Ada satu lagi adik Soni Salimi yang mendapat sorotan karyawan PDAM Tirtawening. Dikatakan sumber, adik bungsunya ini diduga saat menjabat Kepala Seksi Kesejahteraan Pegawai ditugasi Soni untuk melaksanakan pengadaan seragam untuk 900 karyawan.

“Bahan pakain seragam itu dibeli di Sentra Tekstil Kiloan Sisa Pabrik Cigondewah. Pemborong yang ditunjuk untuk melaksanakan pengadaan sekitar Rp. 1 miliar itu adalah oknum anggota DPRD Kota Bandung. Banyak karyawan kecewa karena selain kualitas bahannya juga kualitas jahitannya rendah. Tidak sesuai spek,” urainya.

Tidak hanya proyek, diduga untuk penerimaan pegawai baru pun PDAM Tirtawening mengutip (baca: pungli...red) sejumlah uang kesetiap calon pegawai. “Untuk semua calon pegawai maupun tenaga kontrak harus setor minimal Rp. 2 juta dengan dalih  infaq untuk mesjid Maimaskuub yang terletak di lingkungan PDAM Tirtawening. Jumlah yang diterima sebagai pegawai maupun tenaga kontrak semuanya 420 orang. Semua kutipan ini adalah ide Soni Salimi. Bahkan terakhir dia menekankan saat rapat di kantor Sistem Pengolahan Air Minum, Gedebage, Bandung,” ujar sumber lainnya.

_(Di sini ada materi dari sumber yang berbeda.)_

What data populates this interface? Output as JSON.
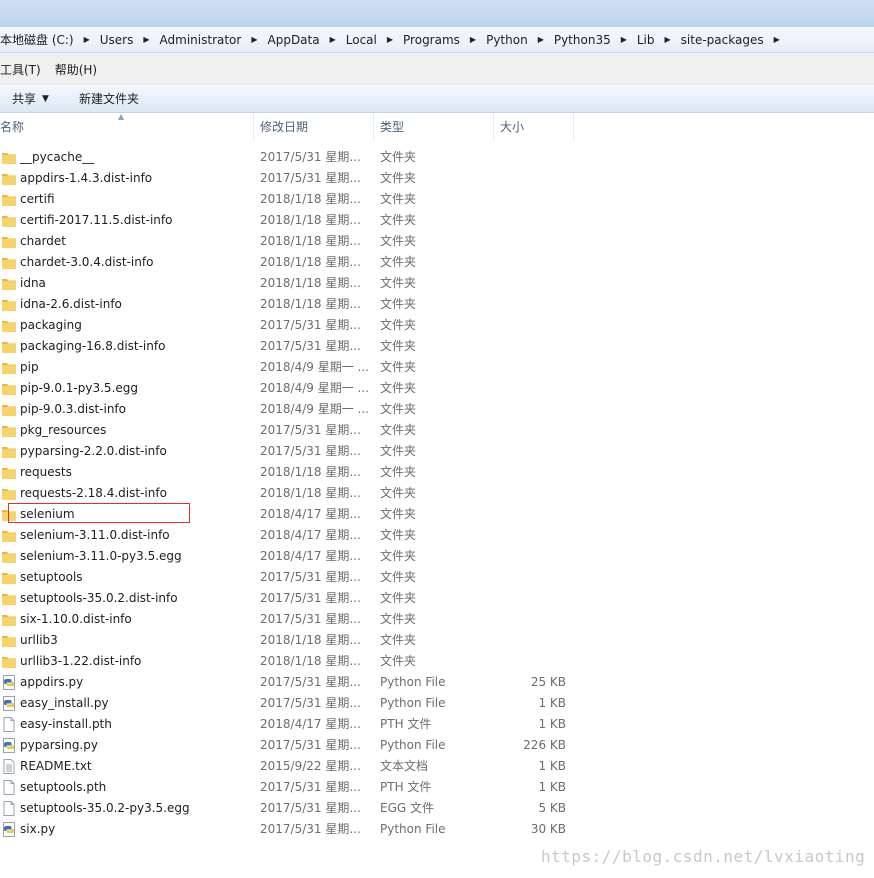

Kabar miring lainnya adalah pemberian bea siswa kepada karyawan PDAM Tirtawening. Pasalnya, bea siswa diberikan kepada karyawan yang masih berstatus tenaga kerja kontrak bahkan calon pegawai. Bila ini dibiarkan akan menimbulkan gejolak dan kecemburuan karyawan yang masa kerjanya sudah lama.

“Ini kalau dibiarkan bisa menimbulkan gejolak dan perpecahan karena kecemburuan karyawan tetap dengan masa kerja sudah lama tidak diberi kesempatan untuk mendapatkan bea siswa. Walikota Oded wajib tau karena lucu sekali International Woman University (IWU) tempat karyawan PDAM Tirtawening mendapatkan beasiswa kuliah menempati aset bekas rumah dinas  Direktur Utama di Jalan Pasirkaliki. Ini juga diduga hasil konspirasi antara oknum penguasa,” pungkas sumber tersebut.